Dick Cavett, who knows a thing or three about late night talk shows, writes about the early days of J. Carson on The Tonight Show. He's quite right that they didn't go swimmingly and that many thought NBC had picked the wrong guy to succeed Jack Paar. Johnny did get the numbers though and eventually, he won over the critical voices that argued that Merv Griffin would have been a better choice.
Cavett refrains from mentioning it but among the reasons later on why some did not recognize Carson for the class act that he was…was Dick Cavett. I remember a time when Cavett, over on ABC in a competing time slot, was the witty, urbane guy preferred by critics and Carson was a hayseed from Nebraska whose only skill was nudging starlet guests into saying naughty things and then he'd make a face to the camera and/or utter some cheap double-entendre.
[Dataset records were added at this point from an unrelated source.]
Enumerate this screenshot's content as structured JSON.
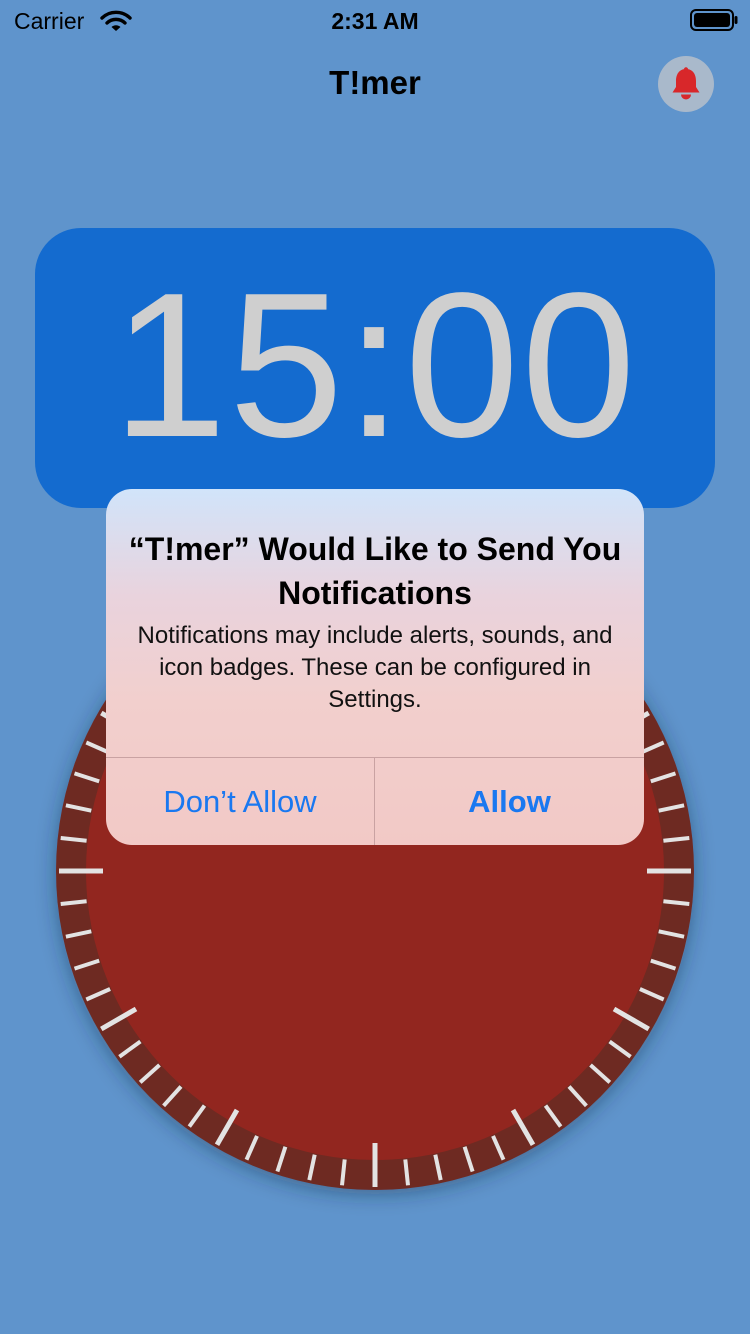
{
  "status_bar": {
    "carrier": "Carrier",
    "time": "2:31 AM"
  },
  "nav": {
    "title": "T!mer",
    "bell_icon": "bell-icon",
    "bell_color": "#d8272a"
  },
  "timer": {
    "display": "15:00"
  },
  "dial": {
    "fill": "#92261f",
    "rim": "#6e2a23",
    "tick_color": "#e3e3e3",
    "tick_count": 60
  },
  "alert": {
    "title": "“T!mer” Would Like to Send You Notifications",
    "message": "Notifications may include alerts, sounds, and icon badges. These can be configured in Settings.",
    "deny_label": "Don’t Allow",
    "allow_label": "Allow",
    "button_color": "#1a78f0"
  }
}
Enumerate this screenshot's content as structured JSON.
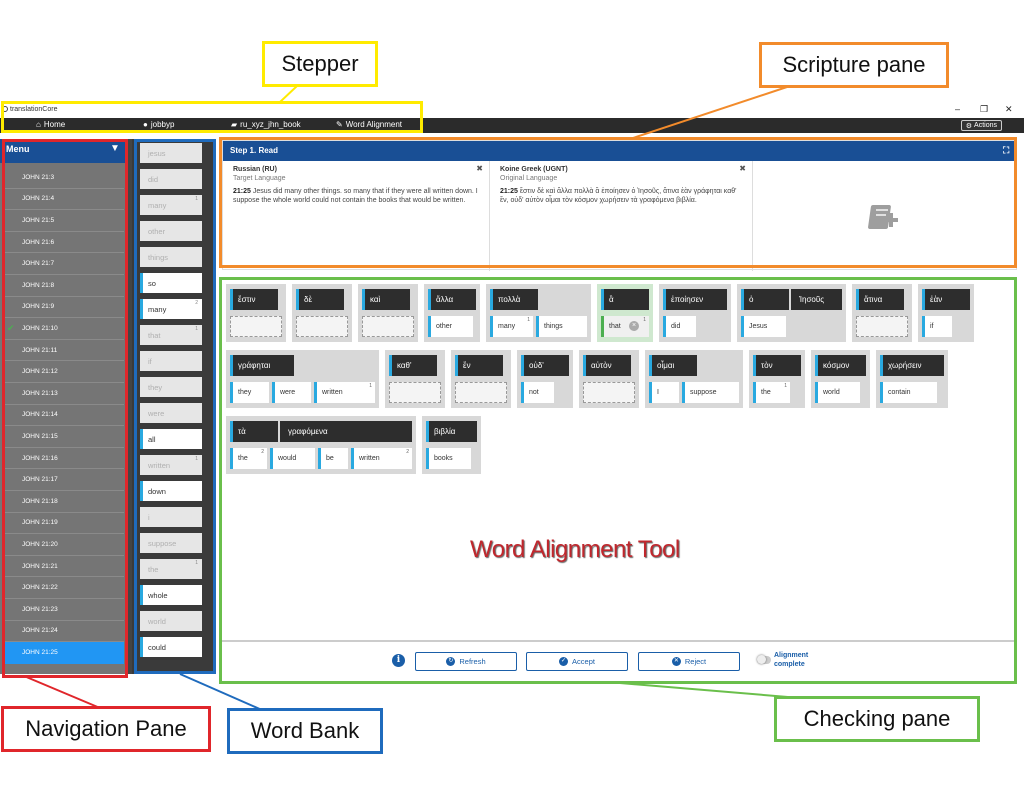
{
  "window": {
    "app_title": "translationCore",
    "minimize": "–",
    "restore": "❐",
    "close": "✕"
  },
  "nav": {
    "home": "Home",
    "user": "jobbyp",
    "project": "ru_xyz_jhn_book",
    "tool": "Word Alignment",
    "actions": "Actions"
  },
  "menu": {
    "title": "Menu",
    "items": [
      "JOHN 21:3",
      "JOHN 21:4",
      "JOHN 21:5",
      "JOHN 21:6",
      "JOHN 21:7",
      "JOHN 21:8",
      "JOHN 21:9",
      "JOHN 21:10",
      "JOHN 21:11",
      "JOHN 21:12",
      "JOHN 21:13",
      "JOHN 21:14",
      "JOHN 21:15",
      "JOHN 21:16",
      "JOHN 21:17",
      "JOHN 21:18",
      "JOHN 21:19",
      "JOHN 21:20",
      "JOHN 21:21",
      "JOHN 21:22",
      "JOHN 21:23",
      "JOHN 21:24",
      "JOHN 21:25"
    ],
    "checked_item": "JOHN 21:10",
    "selected_item": "JOHN 21:25"
  },
  "word_bank": [
    {
      "word": "jesus",
      "used": true,
      "occ": ""
    },
    {
      "word": "did",
      "used": true,
      "occ": ""
    },
    {
      "word": "many",
      "used": true,
      "occ": "1"
    },
    {
      "word": "other",
      "used": true,
      "occ": ""
    },
    {
      "word": "things",
      "used": true,
      "occ": ""
    },
    {
      "word": "so",
      "used": false,
      "occ": ""
    },
    {
      "word": "many",
      "used": false,
      "occ": "2"
    },
    {
      "word": "that",
      "used": true,
      "occ": "1"
    },
    {
      "word": "if",
      "used": true,
      "occ": ""
    },
    {
      "word": "they",
      "used": true,
      "occ": ""
    },
    {
      "word": "were",
      "used": true,
      "occ": ""
    },
    {
      "word": "all",
      "used": false,
      "occ": ""
    },
    {
      "word": "written",
      "used": true,
      "occ": "1"
    },
    {
      "word": "down",
      "used": false,
      "occ": ""
    },
    {
      "word": "i",
      "used": true,
      "occ": ""
    },
    {
      "word": "suppose",
      "used": true,
      "occ": ""
    },
    {
      "word": "the",
      "used": true,
      "occ": "1"
    },
    {
      "word": "whole",
      "used": false,
      "occ": ""
    },
    {
      "word": "world",
      "used": true,
      "occ": ""
    },
    {
      "word": "could",
      "used": false,
      "occ": ""
    }
  ],
  "scripture": {
    "step_title": "Step 1. Read",
    "target": {
      "lang": "Russian (RU)",
      "label": "Target Language",
      "ref": "21:25",
      "text": "Jesus did many other things. so many that if they were all written down. I suppose the whole world could not contain the books that would be written."
    },
    "original": {
      "lang": "Koine Greek (UGNT)",
      "label": "Original Language",
      "ref": "21:25",
      "text": "ἔστιν δὲ καὶ ἄλλα πολλὰ ἃ ἐποίησεν ὁ Ἰησοῦς, ἅτινα ἐὰν γράφηται καθ' ἕν, οὐδ' αὐτὸν οἶμαι τὸν κόσμον χωρήσειν τὰ γραφόμενα βιβλία."
    }
  },
  "alignments": [
    {
      "gk": [
        "ἔστιν"
      ],
      "en": []
    },
    {
      "gk": [
        "δὲ"
      ],
      "en": []
    },
    {
      "gk": [
        "καὶ"
      ],
      "en": []
    },
    {
      "gk": [
        "ἄλλα"
      ],
      "en": [
        {
          "w": "other",
          "o": ""
        }
      ]
    },
    {
      "gk": [
        "πολλὰ"
      ],
      "en": [
        {
          "w": "many",
          "o": "1"
        },
        {
          "w": "things",
          "o": ""
        }
      ]
    },
    {
      "gk": [
        "ἃ"
      ],
      "en": [
        {
          "w": "that",
          "o": "1"
        }
      ]
    },
    {
      "gk": [
        "ἐποίησεν"
      ],
      "en": [
        {
          "w": "did",
          "o": ""
        }
      ]
    },
    {
      "gk": [
        "ὁ",
        "Ἰησοῦς"
      ],
      "en": [
        {
          "w": "Jesus",
          "o": ""
        }
      ]
    },
    {
      "gk": [
        "ἅτινα"
      ],
      "en": []
    },
    {
      "gk": [
        "ἐὰν"
      ],
      "en": [
        {
          "w": "if",
          "o": ""
        }
      ]
    },
    {
      "gk": [
        "γράφηται"
      ],
      "en": [
        {
          "w": "they",
          "o": ""
        },
        {
          "w": "were",
          "o": ""
        },
        {
          "w": "written",
          "o": "1"
        }
      ]
    },
    {
      "gk": [
        "καθ'"
      ],
      "en": []
    },
    {
      "gk": [
        "ἕν"
      ],
      "en": []
    },
    {
      "gk": [
        "οὐδ'"
      ],
      "en": [
        {
          "w": "not",
          "o": ""
        }
      ]
    },
    {
      "gk": [
        "αὐτὸν"
      ],
      "en": []
    },
    {
      "gk": [
        "οἶμαι"
      ],
      "en": [
        {
          "w": "I",
          "o": ""
        },
        {
          "w": "suppose",
          "o": ""
        }
      ]
    },
    {
      "gk": [
        "τὸν"
      ],
      "en": [
        {
          "w": "the",
          "o": "1"
        }
      ]
    },
    {
      "gk": [
        "κόσμον"
      ],
      "en": [
        {
          "w": "world",
          "o": ""
        }
      ]
    },
    {
      "gk": [
        "χωρήσειν"
      ],
      "en": [
        {
          "w": "contain",
          "o": ""
        }
      ]
    },
    {
      "gk": [
        "τὰ",
        "γραφόμενα"
      ],
      "en": [
        {
          "w": "the",
          "o": "2"
        },
        {
          "w": "would",
          "o": ""
        },
        {
          "w": "be",
          "o": ""
        },
        {
          "w": "written",
          "o": "2"
        }
      ]
    },
    {
      "gk": [
        "βιβλία"
      ],
      "en": [
        {
          "w": "books",
          "o": ""
        }
      ]
    }
  ],
  "toolbar": {
    "refresh": "Refresh",
    "accept": "Accept",
    "reject": "Reject",
    "complete": "Alignment complete",
    "info": "i"
  },
  "watermark": "Word Alignment Tool",
  "annotations": {
    "stepper": "Stepper",
    "scripture_pane": "Scripture pane",
    "navigation_pane": "Navigation Pane",
    "word_bank": "Word Bank",
    "checking_pane": "Checking pane"
  },
  "colors": {
    "stepper": "#ffeb00",
    "scripture": "#f28b2b",
    "navigation": "#e0262b",
    "wordbank": "#1f6bbd",
    "checking": "#6abf4b",
    "header_blue": "#194f95",
    "selected": "#2196f3"
  }
}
Carson's stature now as the Undisputed Greatest Talk Show Host Ever was late in coming and only really solidified when he announced his retirement. Once upon a time, his ratings victories over Cavett were prima facie evidence to some that America was a nation of dolts.
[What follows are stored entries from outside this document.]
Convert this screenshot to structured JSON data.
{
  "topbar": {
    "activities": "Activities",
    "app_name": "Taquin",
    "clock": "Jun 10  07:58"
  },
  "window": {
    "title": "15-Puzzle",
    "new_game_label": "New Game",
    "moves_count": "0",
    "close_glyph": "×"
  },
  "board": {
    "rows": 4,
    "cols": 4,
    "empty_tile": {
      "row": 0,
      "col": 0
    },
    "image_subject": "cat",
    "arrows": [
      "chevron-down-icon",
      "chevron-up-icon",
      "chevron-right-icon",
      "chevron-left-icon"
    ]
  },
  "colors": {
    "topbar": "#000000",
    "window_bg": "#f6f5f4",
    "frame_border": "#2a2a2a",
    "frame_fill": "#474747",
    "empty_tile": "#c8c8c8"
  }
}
In this and other recent articles, Cavett quotes Johnny as having second thoughts about his decisions to relocate The Tonight Show from Manhattan to Burbank and later to trim it from 90 minutes to an hour. I've no doubt he said those things to Cavett but at times, he said the opposite to others…and he had it well within his power to reverse both choices and didn't. Personally, I always regretted the change to an hour because it eliminated too many guests who weren't there just to plug their new movie. The conversations all seemed more rushed…more eager to get on to the punchline. The trend on talk shows away from conversation to recitations of pre-interviews didn't start with Jay and Dave. It started when Johnny went to an hour.